Plus qu’une prouesse technologique, cette infrastructure de 13 mégawatts illustre l’ambition du Royaume de concilier transition énergétique et sécurité hydrique, dans un contexte de sécheresse chronique. Depuis plus d’une décennie, Rabat s’est fixé un objectif de porter la part des énergies renouvelables à plus de 52 % du mix électrique d’ici 2030. Après l’impact médiatique et symbolique de la centrale Noor Ouarzazate, l’une des plus vastes au monde, le Maroc franchit un cap supplémentaire en expérimentant une technologie encore rare en Afrique, celle du solaire flottant.
Cette approche répond à un double défi.

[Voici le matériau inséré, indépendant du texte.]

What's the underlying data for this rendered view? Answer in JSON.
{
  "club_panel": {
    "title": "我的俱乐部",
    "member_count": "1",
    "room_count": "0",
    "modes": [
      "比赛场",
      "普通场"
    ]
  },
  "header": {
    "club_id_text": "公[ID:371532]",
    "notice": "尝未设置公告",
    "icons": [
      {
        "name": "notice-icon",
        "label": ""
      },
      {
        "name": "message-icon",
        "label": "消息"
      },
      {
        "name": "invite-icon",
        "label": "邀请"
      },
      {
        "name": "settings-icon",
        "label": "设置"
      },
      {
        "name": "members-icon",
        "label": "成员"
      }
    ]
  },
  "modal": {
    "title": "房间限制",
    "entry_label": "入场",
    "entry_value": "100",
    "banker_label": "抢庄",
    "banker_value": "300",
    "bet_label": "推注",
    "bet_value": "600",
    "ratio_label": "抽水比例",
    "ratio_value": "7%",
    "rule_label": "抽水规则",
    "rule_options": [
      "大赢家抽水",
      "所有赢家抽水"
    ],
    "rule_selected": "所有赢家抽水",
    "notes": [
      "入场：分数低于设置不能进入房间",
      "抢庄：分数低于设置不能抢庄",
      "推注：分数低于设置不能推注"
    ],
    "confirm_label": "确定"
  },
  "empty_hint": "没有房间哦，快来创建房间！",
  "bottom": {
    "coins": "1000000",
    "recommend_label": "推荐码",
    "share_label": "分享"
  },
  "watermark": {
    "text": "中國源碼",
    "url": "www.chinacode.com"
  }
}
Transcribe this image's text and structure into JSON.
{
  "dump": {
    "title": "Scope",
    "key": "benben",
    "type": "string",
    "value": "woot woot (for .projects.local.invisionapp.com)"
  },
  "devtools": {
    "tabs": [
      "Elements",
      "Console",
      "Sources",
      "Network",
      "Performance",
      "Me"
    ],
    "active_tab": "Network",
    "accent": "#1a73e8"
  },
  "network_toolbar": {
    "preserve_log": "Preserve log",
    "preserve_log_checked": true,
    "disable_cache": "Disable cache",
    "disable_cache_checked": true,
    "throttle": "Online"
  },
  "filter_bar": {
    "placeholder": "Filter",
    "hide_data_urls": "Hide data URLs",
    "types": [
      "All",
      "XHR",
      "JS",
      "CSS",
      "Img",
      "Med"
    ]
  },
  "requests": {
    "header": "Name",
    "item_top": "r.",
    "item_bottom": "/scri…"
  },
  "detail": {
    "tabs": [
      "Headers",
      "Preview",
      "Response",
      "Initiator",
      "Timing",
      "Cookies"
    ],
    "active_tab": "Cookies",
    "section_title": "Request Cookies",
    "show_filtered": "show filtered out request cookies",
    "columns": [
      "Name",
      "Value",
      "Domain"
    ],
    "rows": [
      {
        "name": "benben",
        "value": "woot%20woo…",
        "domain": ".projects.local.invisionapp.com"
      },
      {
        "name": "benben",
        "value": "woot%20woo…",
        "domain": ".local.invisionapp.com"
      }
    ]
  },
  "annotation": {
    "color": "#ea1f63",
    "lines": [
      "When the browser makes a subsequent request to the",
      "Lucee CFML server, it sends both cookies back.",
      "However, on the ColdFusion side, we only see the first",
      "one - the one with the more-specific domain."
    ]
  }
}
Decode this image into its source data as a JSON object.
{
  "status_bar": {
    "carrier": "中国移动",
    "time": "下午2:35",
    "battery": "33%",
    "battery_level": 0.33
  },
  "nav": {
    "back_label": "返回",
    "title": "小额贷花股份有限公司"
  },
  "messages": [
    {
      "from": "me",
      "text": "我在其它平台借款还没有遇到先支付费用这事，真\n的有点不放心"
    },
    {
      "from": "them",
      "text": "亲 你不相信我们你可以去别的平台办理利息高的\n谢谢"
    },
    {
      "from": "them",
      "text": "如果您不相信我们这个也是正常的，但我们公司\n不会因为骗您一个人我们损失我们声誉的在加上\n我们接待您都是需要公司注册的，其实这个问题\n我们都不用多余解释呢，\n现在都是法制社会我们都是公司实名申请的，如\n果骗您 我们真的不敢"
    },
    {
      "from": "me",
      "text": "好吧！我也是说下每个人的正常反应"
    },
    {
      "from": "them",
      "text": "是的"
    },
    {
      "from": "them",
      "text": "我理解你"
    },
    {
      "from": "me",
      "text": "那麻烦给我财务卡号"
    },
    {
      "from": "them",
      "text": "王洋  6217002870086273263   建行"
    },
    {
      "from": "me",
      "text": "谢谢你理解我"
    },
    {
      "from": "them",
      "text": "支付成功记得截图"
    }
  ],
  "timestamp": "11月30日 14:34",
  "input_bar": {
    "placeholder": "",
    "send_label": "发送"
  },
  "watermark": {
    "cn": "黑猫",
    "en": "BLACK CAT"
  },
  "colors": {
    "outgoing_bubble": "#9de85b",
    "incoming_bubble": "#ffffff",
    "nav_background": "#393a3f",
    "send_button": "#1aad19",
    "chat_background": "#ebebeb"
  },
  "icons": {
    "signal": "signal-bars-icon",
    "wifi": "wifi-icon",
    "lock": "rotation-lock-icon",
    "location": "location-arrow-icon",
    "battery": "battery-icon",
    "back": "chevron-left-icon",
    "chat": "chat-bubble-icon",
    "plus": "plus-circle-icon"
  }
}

Produire une énergie propre et compétitive, tout en réduisant l’évaporation des réserves d’eau, mises à rude épreuve par sept années consécutives de déficit pluviométrique. Le barrage d’Oued Rmel, déjà stratégique pour l’approvisionnement en eau potable de la région et du port, devient ainsi un site pilote où l’innovation énergétique et la gestion durable de l’eau se rejoignent. Avec cette centrale, le complexe portuaire de Tanger Med consolide sa position de pionnier africain dans l’intégration de solutions durables. Déjà doté d’un système d’alimentation électrique à quai permettant aux navires de se brancher sur une électricité produite localement, le hub logistique vise désormais un approvisionnement 100 % renouvelable à l’horizon 2030.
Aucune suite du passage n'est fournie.